What is going on with Home Theater Shack? There seems to little to no activity from the owner (forum announcements, news, movie reviews, etc.) for at least 6 months. Have the new owners decided it's not worth the effort to keep going? It's nice to see that some users, and Wayne P., are still active in a few forums. But I would love to know what happened behind the scenes after Sonnie sold it. Seems most of the moderators left within a few months of Sonnie but there was still some regular activity from the forum until last fall when news, updates, and movie reviews just stopped suddenly. It's a shame. Was such a great source of information, learned a lot here.

Realize this is not the right forum for this post, but as a standard user I cannot post in the Forum Announcements. Not sure where else to put it.


----------



## theJman (Mar 3, 2012)

It was the convergence of several things really, like the perfect storm of sorts. Left unchecked they snowballed. The forum just got moved off the original hosting site and moved to a cloud vendor. That move is likely not made if HTS was about to be shuttered.


----------



## RobbyAce (Jun 4, 2018)

I hope they would still continue, regardless.


----------



## AVoldMan (May 15, 2011)

I too have been concerned! I hope everything settles down in a good way! I would have not been able to do any of the audio tuning of either my AVR/HT or my old retro stereo audio systems over the last several years without the support, ideas and tools available on the forum site!

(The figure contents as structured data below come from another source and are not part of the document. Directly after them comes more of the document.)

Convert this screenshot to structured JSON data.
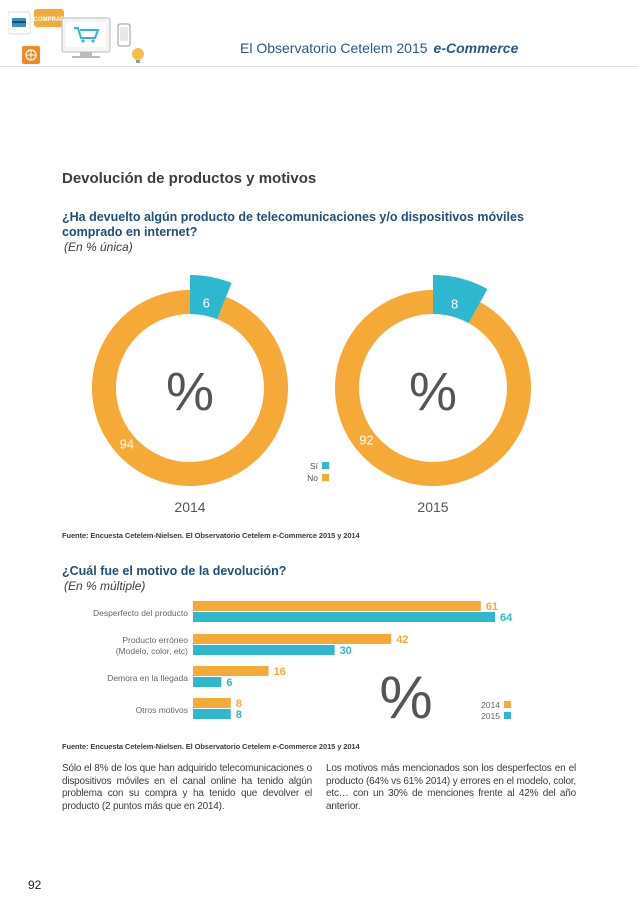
{
  "header": {
    "title": "El Observatorio Cetelem 2015",
    "subtitle": "e-Commerce",
    "illustration_button_label": "COMPRAR"
  },
  "section_title": "Devolución de productos y motivos",
  "question1": {
    "text": "¿Ha devuelto algún producto de telecomunicaciones y/o dispositivos móviles comprado en internet?",
    "note": "(En % única)"
  },
  "question2": {
    "text": "¿Cuál fue el motivo de la devolución?",
    "note": "(En % múltiple)"
  },
  "source1": "Fuente: Encuesta Cetelem-Nielsen. El Observatorio Cetelem e-Commerce 2015 y 2014",
  "source2": "Fuente: Encuesta Cetelem-Nielsen. El Observatorio Cetelem e-Commerce 2015 y 2014",
  "body_left": "Sólo el 8% de los que han adquirido telecomunicaciones o dispositivos móviles en el canal online ha tenido algún problema con su compra y ha tenido que devolver el producto (2 puntos más que en 2014).",
  "body_right": "Los motivos más mencionados son los desperfectos en el producto (64% vs 61% 2014) y errores en el modelo, color, etc… con un 30% de menciones frente al 42% del año anterior.",
  "page_number": "92",
  "colors": {
    "yes": "#2eb8cf",
    "no": "#f5a936",
    "y2014": "#f5a936",
    "y2015": "#2eb8cf",
    "title_blue": "#20507a"
  },
  "chart_data": [
    {
      "type": "pie",
      "variant": "donut",
      "title": "2014",
      "center_label": "%",
      "categories": [
        "Sí",
        "No"
      ],
      "values": [
        6,
        94
      ]
    },
    {
      "type": "pie",
      "variant": "donut",
      "title": "2015",
      "center_label": "%",
      "categories": [
        "Sí",
        "No"
      ],
      "values": [
        8,
        92
      ],
      "legend": [
        "Sí",
        "No"
      ]
    },
    {
      "type": "bar",
      "orientation": "horizontal",
      "categories": [
        "Desperfecto del producto",
        "Producto erróneo\n(Modelo, color, etc)",
        "Demora en la llegada",
        "Otros motivos"
      ],
      "series": [
        {
          "name": "2014",
          "values": [
            61,
            42,
            16,
            8
          ]
        },
        {
          "name": "2015",
          "values": [
            64,
            30,
            6,
            8
          ]
        }
      ],
      "center_label": "%",
      "xlim": [
        0,
        64
      ]
    }
  ]
}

Please, keep up the great work!!!! There is always something to explore, discuss and learn! This website very much encourages that to happen!!!


----------



## kingnoob (Mar 12, 2013)

I don’t know I asked a few questions and never got a response. Maybe changed ownership drove them to other audio forums in not sure why.
Perhaps there can be a way to bring users back however the site can figure that out , hope they recover!!
O well enjoy your audio site was so active 3-4 years ago.
Perhaps they need to find a route of advertisement to pull in users .


----------